No entanto, a um grau mais acima, o sublime nos comunicaria sobre sua capacidade de expressar emoções através de beleza “elevada” ou do horror. A ideia de que uma representação poderia servir de meio para gerar determinados sentimentos no espectador abriu novas portas para a arte. Caspar David Friedrich passou a usar a paisagem como veículo para transmissão de seus sentimentos, deixando de ver a arte como uma simples imitação da natureza para fazer dela veículo de transmissão de um sentimento interior. Da mesma forma, muitas obras de William Turner são marcadas pela evocação de sentimentos sublimes, à maneira descrita pelo inglês Edmond Burke. É importante notar aqui o papel ativo que o espectador adquire no processo de construção da imagem, para essas novas teorias estéticas. De acordo com Burke,1 o efeito do sublime dependeria em grande parte da imaginação do espectador, imaginação essa que esteve no centro das investigações e teorias estéticas ao longo de toda segunda metade do século XVIII.
O termo “sublime” – do latim sublimis, “que se eleva” ou “que se sustenta no ar” – entrou em uso a partir do setecentos iluminista, a fim de indicar uma nova categoria estética, que se distinguia do belo e do pitoresco, e segue esse conceito, mais ou menos da mesma forma, desde então. Assim como no antigo texto Sobre o Sublime, atribuído ao filósofo Longino, tal conceito diz respeito a uma força que faz com que a alma se eleve; é o maravilhamento diante de desastres naturais; insere-se no contexto da sensação de impotência humana diante da grandiosidade da natureza; e denota em nós alguma dose de existencialismo.
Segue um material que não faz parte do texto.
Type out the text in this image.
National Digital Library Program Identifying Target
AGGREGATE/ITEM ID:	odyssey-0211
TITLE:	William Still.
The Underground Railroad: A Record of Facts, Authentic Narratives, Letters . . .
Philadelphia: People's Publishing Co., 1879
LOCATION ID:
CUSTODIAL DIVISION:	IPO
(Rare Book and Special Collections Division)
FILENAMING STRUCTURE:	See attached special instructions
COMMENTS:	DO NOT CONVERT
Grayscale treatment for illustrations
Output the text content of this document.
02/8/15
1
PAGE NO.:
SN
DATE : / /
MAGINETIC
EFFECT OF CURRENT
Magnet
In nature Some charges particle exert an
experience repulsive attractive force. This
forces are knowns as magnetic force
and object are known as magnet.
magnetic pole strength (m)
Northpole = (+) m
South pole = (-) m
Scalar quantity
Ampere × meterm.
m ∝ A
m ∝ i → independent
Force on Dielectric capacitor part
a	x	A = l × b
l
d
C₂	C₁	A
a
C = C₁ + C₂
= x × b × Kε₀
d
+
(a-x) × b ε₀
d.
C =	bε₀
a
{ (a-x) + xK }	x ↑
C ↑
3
Os aspectos mais significativos da categoria do Sublime na teoria estética podem ser apreendidos através de leituras clássicas de Kant, Burke, Nietzsche, Adorno e Schopenhauer, por exemplo, mas muitos pensadores atuais referem-se a tal categoria em novos artigos e livros contemporâneos, em termos poéticos, filosóficos e também a partir de suportes científicos, com o advento da neuroestética,2 por exemplo.
Visibilidade do sensível
No sentimento do sublime kantiano, a imaginação concorre com a razão, provocando uma espécie de cacofonia. Se o sentimento do belo, pela concordância harmônica de duas faculdades, cria familiaridade e prazer, o sublime é o estranho, o incontrolável, uma grandeza absoluta que abisma a imaginação em uma inação, uma impotência. Mas ainda assim, mesmo que imaginação e razão não estejam em acordo, “as antinomias coagem a contragosto o olhar para além do sensível e a procurar no suprassensível o ponto de convergência de todas as faculdades a priori; pois não resta outra saída para fazer a razão concordar consigo mesma”. (KANT, 1995, p. 249).
Não cabe aqui o debate das questões do juízo de gosto nem as constatações por vezes cínicas e desgastadas do esgotamento da arte e da sua materialidade, mas talvez o resgate de uma definição simples de Hegel: arte como apresentação sensível de uma ideia. Para apreender a homogeneidade dessas fórmulas basta compreender que a Ideia hegeliana não é em nada o mesmo que a ideia intelectual. Desse modo, podemos dizer que arte é a visibilidade sensível dessa visibilidade inteligível, isto é, invisível. Como não lembrar aqui da gravação do túmulo de Klee, citado no tão conhecido texto de Merleau-Ponty:3 “Eu sou invisível na imanência”.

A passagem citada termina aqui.